In recent study by Horen (2010), the author for the first time touched on a controversial topic of effectiveness of copycat products.

Copycat products are imitations of the original product, in all sorts of ways, as for example, color, design and packaging. They are not counterfeits, as counterfeits are outright copies, which claim to be the originals.

The first thing on everyone’s mind are the legal issues. However, I picked up some figures from the article itself to back up that this business model is not only morally justifiable, but that it is actually popular:

– National survey in US’s supermarkets showed that half of the store products imitate the leading brand package, in at least their color, size or shape (Scott-Mortan, and Zettelmeyer, 2004);
– Outright package imitation occurs in 1/3 of 75 consumer packaged good categories (Sayman, Hoch, and Raju, 2002).

However be aware!:

– Trademark transgression was estimated to be of 512$ billion in 2004 (Zaichkowsky, 2006).

So whats makes a copycat product effective? The findings of the present study point out to the idea that feature based copycats (e.i., logo, brand name or packaging – e.g., cow looking left in Milka) are much more popular (and more legally persecuted) than the theme based copycats (e.i., the general feel of the product – e.g., Mountain freshness of chocolate Milka).

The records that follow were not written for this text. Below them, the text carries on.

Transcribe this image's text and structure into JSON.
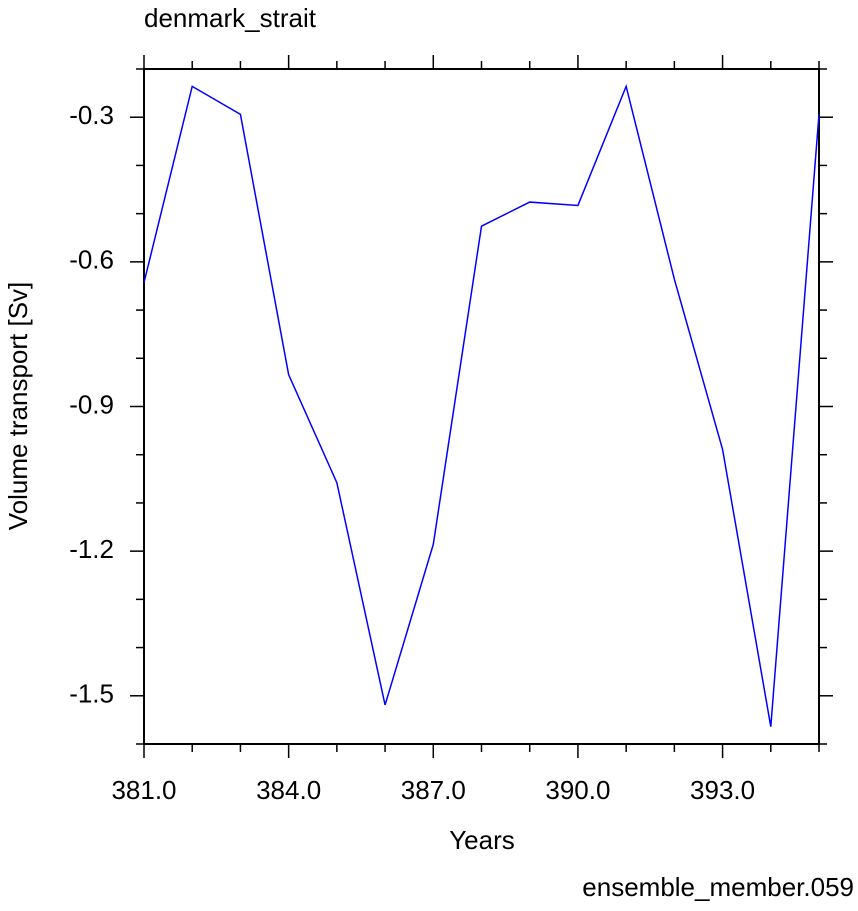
{
  "chart_data": {
    "type": "line",
    "title": "denmark_strait",
    "xlabel": "Years",
    "ylabel": "Volume transport [Sv]",
    "annotation": "ensemble_member.059",
    "annotation_color": "#0000ff",
    "x": [
      381,
      382,
      383,
      384,
      385,
      386,
      387,
      388,
      389,
      390,
      391,
      392,
      393,
      394,
      395
    ],
    "series": [
      {
        "color": "#0000ff",
        "values": [
          -0.643,
          -0.236,
          -0.294,
          -0.834,
          -1.058,
          -1.519,
          -1.186,
          -0.526,
          -0.476,
          -0.483,
          -0.236,
          -0.636,
          -0.989,
          -1.564,
          -0.294
        ]
      }
    ],
    "xlim": [
      381,
      395
    ],
    "xticks": [
      {
        "value": 381,
        "label": "381.0"
      },
      {
        "value": 384,
        "label": "384.0"
      },
      {
        "value": 387,
        "label": "387.0"
      },
      {
        "value": 390,
        "label": "390.0"
      },
      {
        "value": 393,
        "label": "393.0"
      }
    ],
    "xminorticks": [
      382,
      383,
      385,
      386,
      388,
      389,
      391,
      392,
      394,
      395
    ],
    "ylim": [
      -1.6,
      -0.2
    ],
    "yticks": [
      -0.3,
      -0.6,
      -0.9,
      -1.2,
      -1.5
    ],
    "yminorticks": [
      -0.2,
      -0.4,
      -0.5,
      -0.7,
      -0.8,
      -1.0,
      -1.1,
      -1.3,
      -1.4,
      -1.6
    ],
    "grid": false
  }
}
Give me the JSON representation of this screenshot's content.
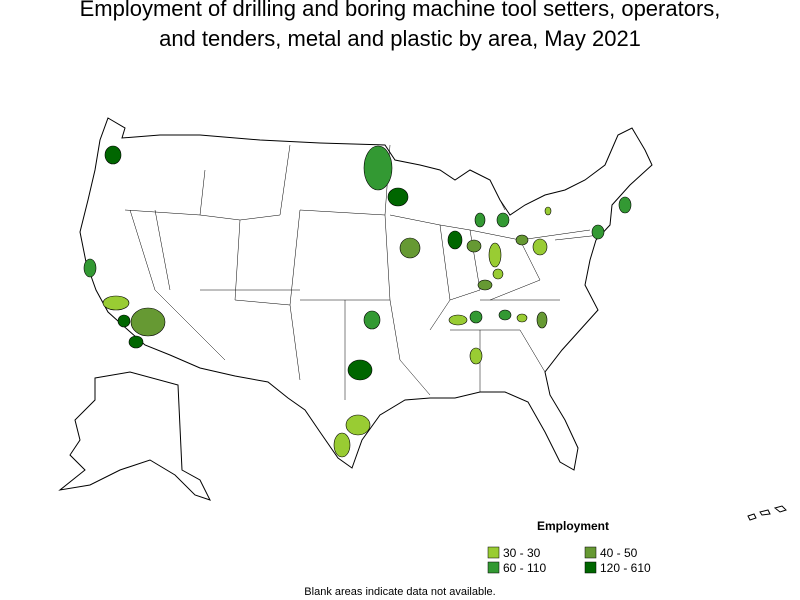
{
  "title": [
    "Employment of drilling and boring machine tool setters, operators,",
    "and tenders, metal and plastic by area, May 2021"
  ],
  "legend": {
    "title": "Employment",
    "items": [
      {
        "label": "30 - 30",
        "color": "#99cc33"
      },
      {
        "label": "40 - 50",
        "color": "#669933"
      },
      {
        "label": "60 - 110",
        "color": "#339933"
      },
      {
        "label": "120 - 610",
        "color": "#006600"
      }
    ]
  },
  "note": "Blank areas indicate data not available."
}
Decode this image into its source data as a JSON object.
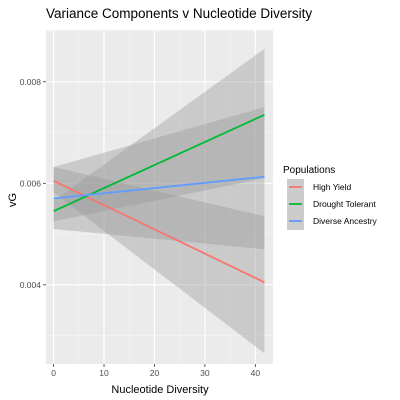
{
  "chart_data": {
    "type": "line",
    "title": "Variance Components v Nucleotide Diversity",
    "xlabel": "Nucleotide Diversity",
    "ylabel": "vG",
    "xlim": [
      -1.5,
      43.5
    ],
    "ylim": [
      0.00244,
      0.00902
    ],
    "x_ticks": [
      0,
      10,
      20,
      30,
      40
    ],
    "x_tick_labels": [
      "0",
      "10",
      "20",
      "30",
      "40"
    ],
    "y_ticks": [
      0.004,
      0.006,
      0.008
    ],
    "y_tick_labels": [
      "0.004",
      "0.006",
      "0.008"
    ],
    "grid": true,
    "legend": {
      "title": "Populations",
      "position": "right"
    },
    "series": [
      {
        "name": "High Yield",
        "color": "#F8766D",
        "x": [
          0,
          41.8
        ],
        "values": [
          0.00605,
          0.00405
        ],
        "ci_lower": [
          0.00582,
          0.00265
        ],
        "ci_upper": [
          0.00632,
          0.00535
        ]
      },
      {
        "name": "Drought Tolerant",
        "color": "#00BA38",
        "x": [
          0,
          41.8
        ],
        "values": [
          0.00545,
          0.00735
        ],
        "ci_lower": [
          0.00525,
          0.0061
        ],
        "ci_upper": [
          0.00565,
          0.00865
        ]
      },
      {
        "name": "Diverse Ancestry",
        "color": "#619CFF",
        "x": [
          0,
          41.8
        ],
        "values": [
          0.0057,
          0.00613
        ],
        "ci_lower": [
          0.0051,
          0.0047
        ],
        "ci_upper": [
          0.00632,
          0.0075
        ]
      }
    ]
  }
}
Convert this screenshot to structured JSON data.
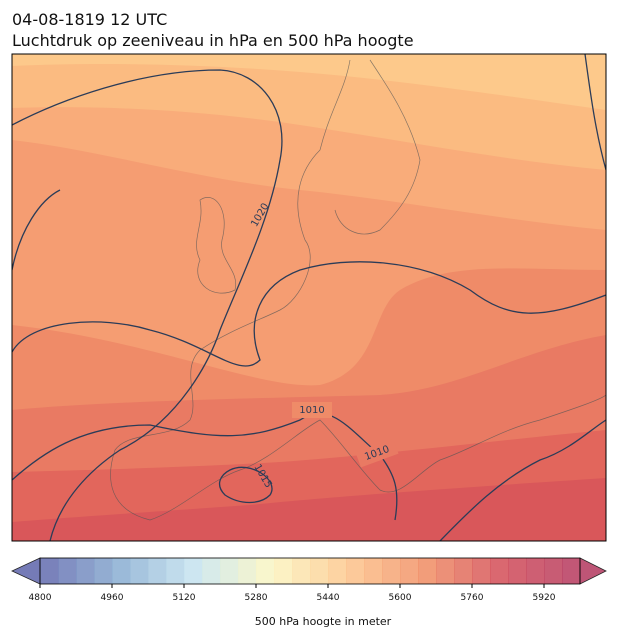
{
  "header": {
    "title": "04-08-1819 12 UTC",
    "subtitle": "Luchtdruk op zeeniveau in hPa en 500 hPa hoogte"
  },
  "map": {
    "contour_labels": [
      "1020",
      "1010",
      "1010",
      "1015"
    ]
  },
  "colorbar": {
    "range": [
      4800,
      6000
    ],
    "step": 40,
    "ticks": [
      4800,
      4960,
      5120,
      5280,
      5440,
      5600,
      5760,
      5920
    ],
    "colormap": [
      "#5e64ab",
      "#86abd0",
      "#c5e3ef",
      "#fbf6c0",
      "#fdc58b",
      "#f08d63",
      "#d34b56",
      "#b3385f"
    ],
    "label": "500 hPa hoogte in meter"
  }
}
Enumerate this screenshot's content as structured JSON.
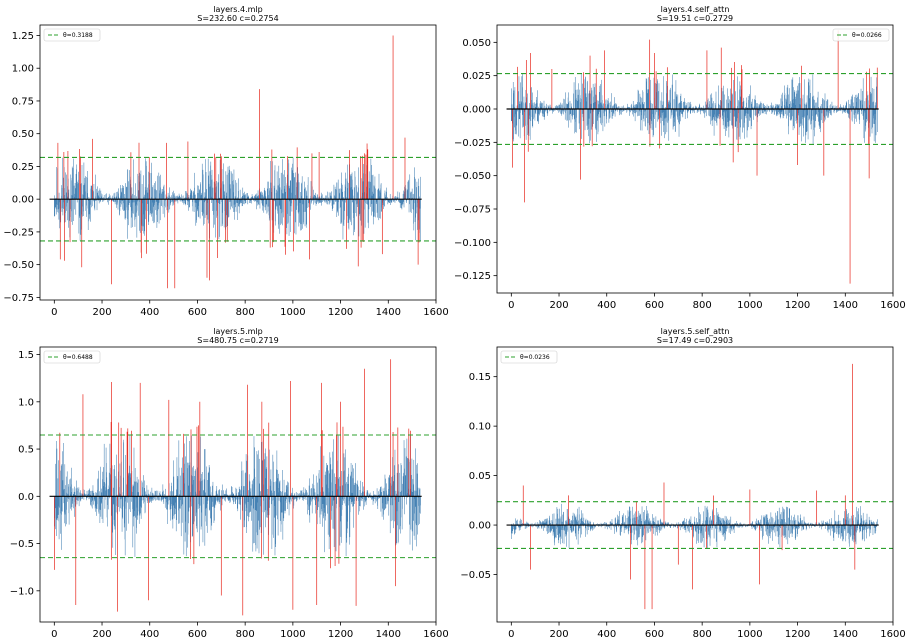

However, in practice, when it comes to choosing products, the consumer is likely identify theme based copycats as more attractive, than feature based copycats, due to general good unidentifiable feeling produced originated from the original product, while not being able to point out the source of that good feeling (due to probable confusion).

Now, theory to the side, how is it relevant for business? Well, everybody says “don’t invent the wheel”, and most of us don’t. This to say, that while we are all creative, we all copy someone’s ideas to a certain extent. This is just a business reality! Good ideas are being picked up and explored all the time. Everyone does it, but my point is to know how to do it “right”.

Reference list:
Horen, F. v. (2010) “Breaking the mould on copycats: what makes product imitation strategies successful?” CentER Distribution Series: Tilburg.
Zaichkowsky, J.L. (2006) “The psychology behind trademark infringement and counterfeiting”. New Jersey: Lawrence Erlbaum Associates, Inc.
Sayman, S., Hoch, S.J., and Raju, J.S. (2002) “Positioning of the store brands.” Marketing Science, 21 (4), 378-397.
Scott-Mortan, F., and Zettelmeyer, F. (2004) “The strategic positioning of the brand in retailer-manufacturer negotiations.” Review of Industrial Organization, 24 (2), 161-194.